Manifesting the intangible
What connects your back-of-the-napkin idea to its real-world counterpart? It’s an eight-step bridge, spanning the vague sphere of your imagination and then landing, fully formed, into the waiting hands of an eager, anxious, and hopefully thrilled, consumer. We all have ideas, but few of us venture past the idea phase and actually do the work to create them, much less market them. Engineers are the trusted midwives of the manifestation of dreams and ideas, and they help guide you through the often messy and frustrating process. Where they are most in charge is when they capture an idea, make a prototype, test it, and then manufacture it for the market: this magic formula is called “product development.” Product development is step six in a proven, eight-step process to bring new products to market, but it is truly the apex of the entire process, and an idea’s success as a tangible product rises or falls here.
From out of the ether: step one
Technically known as the “fuzzy front end,” or FFE, this ideation stage differs based on its origination: corporations like to use focus groups and scads of qualitative research in this area, while startups are typically guided by a founder’s loosely-formed singular vision of an idea. FFE segues into the idea generation stage, sharing step one status.
Focus groups can generate ample innovative ideas, with “newness” being the primary directive. Researchers have now concluded that “it is possible to take a new idea and build in feasibility, but it is impossible to take an old idea and make it new.” The idea development process, or IDP, created by Frank Hines, consists of four steps:
- Identify a new idea
- Determine what is exciting about it-its “plusses”
- Isolate and identify flaws in it-its “issues”
- Problem-solve to eliminate flaws
Whether this is an exploratory exercise, or you are in the refining stages of a great idea, IDP useful.
But will this dog hunt? Idea and concept screening
Once concepts and ideas are recognized, step two is a closer examination of the idea from many angles. Questions directed at the concept are threefold:
- What do you like about this idea/concept?
- What issues or concerns do you have related to this idea/concept?
- How might you improve this idea/concept?
All three questions help streamline the process and quickly reveal a concept’s potentially marketable novelty, its potential issues, and also its possible solutions.
The customer is always right: Step three-concept testing in the real world
Once a few ideas and concepts are vetted, you can then present them for evaluation. Concept testing can be performed via focus groups, surveys, and personal interviews.

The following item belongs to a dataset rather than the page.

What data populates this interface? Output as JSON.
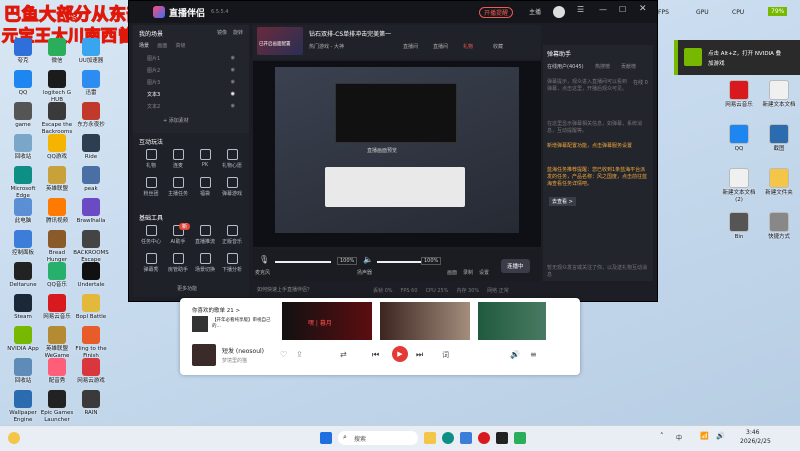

This valuable feedback is then used to tweak and further develop the concept.
In the Marketplace of Ideas: examining market strategy and competitive analysis
The four Ps are one of the first maxims you learn in B-school, and they are writ large in step four of the new product development process, which looks at market forces at work. Here’s how they are applied (in a nutshell) in step four of product development:
Product-Will they (the intended consumers) like it?
Price-Very critical decision; can affect the health and wealth of the entire firm, from supplies to strategy
Promotion- Convincing the consumer of its value
Placement-In the digital age, placement begins on the internet, and an omnichannel approach is needed to reach all potential customers
No, really, will this dog hunt? Feasibility analysis in step five
Also known as “beta testing,” this step recruits a small group of testers to use and provide feedback on a fledgling “beta version,” or prototype, of the idea. In this step, a product’s ability to be profitable to the firm in tandem with its ability to sate a real demand in the marketplace, is revealed.
Turning coal into gold: the alchemy of step six- product design and development
Here is the capstone of the entire process, really, and where true engineering, prototyping, and manufacturing join forces- product development. At this stage, the idea has been captured, vetted, created in a rough form, and launched into a limited release among real-world testers. Once pushed out of the beta nest, our prototype is ready to be transformed into an actual “workable market offering.” Now, all hands are on deck to prepare for the product launch, involving everyone from marketing, finance, R&D, the production line, logistics, and operations.
In this step, the practice of “lean principles” is a guiding force employed by many manufacturing engineers. The idea, created by Toyota founder Taiichi Ohno, emphasized processes that eliminated all waste, with waste being defined as any activity that did not add value. Engineers by training will quickly spot these wasteful areas and invent solutions, ideally achieving the state of “zero waste” nirvana.
Readying the launchpad: steps seven and eight
Now the product is ready for step seven, market testing. Market testing differs from earlier beta testing in that not just the product is being evaluated, but the entire product strategy-from its marketing to its packaging to its distribution network. This test phase is the penultimate step necessary to complete before the full-court press of step eight: market entry.
Point of No Return: market launch (step eight)
Also known as the “commercialization” stage, this is the phase most familiar to the general public. This is when a product is introduced to the proper channels, as the end result of all the data collected from the previous seven stages.
Back to the Drawing Board
Product development is a fluid process, with a variety of steps and changes in its management and marketing. It is where the trifecta of engineering, prototyping, and manufacturing can come together and collaborate on products in which the public will find usefulness, value, and delight.